MORALISTS

Torgny Segerstedt (1876-1945) 

I viewed a biographical film (available on Netflix) last evening about a famous Swedish moralist, Torgny Segerstedt. The film is entitled The Last Sentence in English and The Reputation of a Dead Man in Swedish.  This difference in titling is in itself fascinating. The English title refers to the dying Segerstedt's last words, which related to his portrayed personal rivalry with Adolf Hitler. The Swedish title refers to a quotation from a Norse saga. The full quote, as I recall, is "The reputation of a dead man never dies."

As represented in the film, Segerstedt is a dour moralist, a professor of comparative religion and philosophy, who was chief editor for a Swedish newspaper during Hitler's rise to power and subsequent ravaging of three continents. The prolific columnist was in his sixties during the period. He had a failed marriage with two grown children, a neurotic wife, and a married mistress, who also happened to own the newspaper which he ran. 

The film depicts the hypocrisy of this moralist beautifully. The cold, heartless man in his personal life, who can be suspected of railing against Hitler as part of his ongoing affair with his Jewish mistress as much as for ethical reasons. Segerstedt denounced the  Nazis over and over again in the face of Swedish politicians who advised caution in order to maintain the country's neutrality. His personality is presented as more stubborn than rational, more moralistic than compassionate, more antisocial than socially conscious. 

Meanwhile, in his personal life, Segerstedt appears to have psychologically abused his wife and the supportive co-owner of the newspaper, the husband of his mistress. The mistress publicly humiliated and dominated her husband and Segerstedt's wife. The mistress was also presented as an IV drug user, a nasty habit which both husband and moralistic paramour enabled. Segerstedt was repeatedly accused of preferring his three omnipresent and pampered dogs over the human beings in his life. 

My mind turned to the current outcry by some moralists against Donald Trump. While Trump displays genuine personality flaws, he is certainly not as evil as many who wear vestments and Roman collars, purveyors of a Christianity which allows for child abuse and misogyny. He is certainly not as evil as  those who call themselves disciples of Allah in organizations like ISIS. He certainly is not as evil as imams and rabbis who pervert young minds to violence against women and others in the name of righteousness. And Trump is most certainly not the same as Adolf Hitler, despite the repeated comparison by nitwits who do not understand the difference between free speech about ideas, no matter how outlandish, and acting on those ideas. 

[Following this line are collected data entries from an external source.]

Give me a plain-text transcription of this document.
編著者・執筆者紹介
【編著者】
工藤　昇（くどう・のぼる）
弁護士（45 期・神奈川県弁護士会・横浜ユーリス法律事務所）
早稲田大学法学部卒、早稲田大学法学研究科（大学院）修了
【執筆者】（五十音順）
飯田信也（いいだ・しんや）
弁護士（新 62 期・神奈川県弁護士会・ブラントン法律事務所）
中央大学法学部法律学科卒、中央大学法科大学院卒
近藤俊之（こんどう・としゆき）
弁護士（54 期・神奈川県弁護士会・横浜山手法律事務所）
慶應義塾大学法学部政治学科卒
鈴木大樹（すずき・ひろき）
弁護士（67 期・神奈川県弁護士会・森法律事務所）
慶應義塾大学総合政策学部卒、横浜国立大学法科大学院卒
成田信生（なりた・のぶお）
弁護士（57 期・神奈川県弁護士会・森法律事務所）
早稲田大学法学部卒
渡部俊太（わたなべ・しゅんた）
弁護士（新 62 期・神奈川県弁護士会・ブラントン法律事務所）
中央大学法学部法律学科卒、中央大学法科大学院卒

Morality in these times is a tricky thing. Fundamentalist Christians would make it moral to condemn LGBT people to lives which are unequal in the law. Fundamentalist Muslims feel it is moral to decapitate, stone and crucify anyone who refuses to submit to their morality. Saudi Arabia, as a state, sees public decapitation and stoning as moral. Iran feels it is moral to hang gay men from cranes in public squares, and anyone else, who strays from its moral code under Islamic theocracy. 

Perhaps cruelty is the signature of the moralist as well as some of those whom the moralist condemns. Perhaps moralistic crusading is just another way of shutting up discussion or debate. Perhaps moralistic behavior is simply the sign of a compulsion to be right, as Segerstedt was indeed about Hitler, over a considered decision to be practical, ethical and compassionate in all things.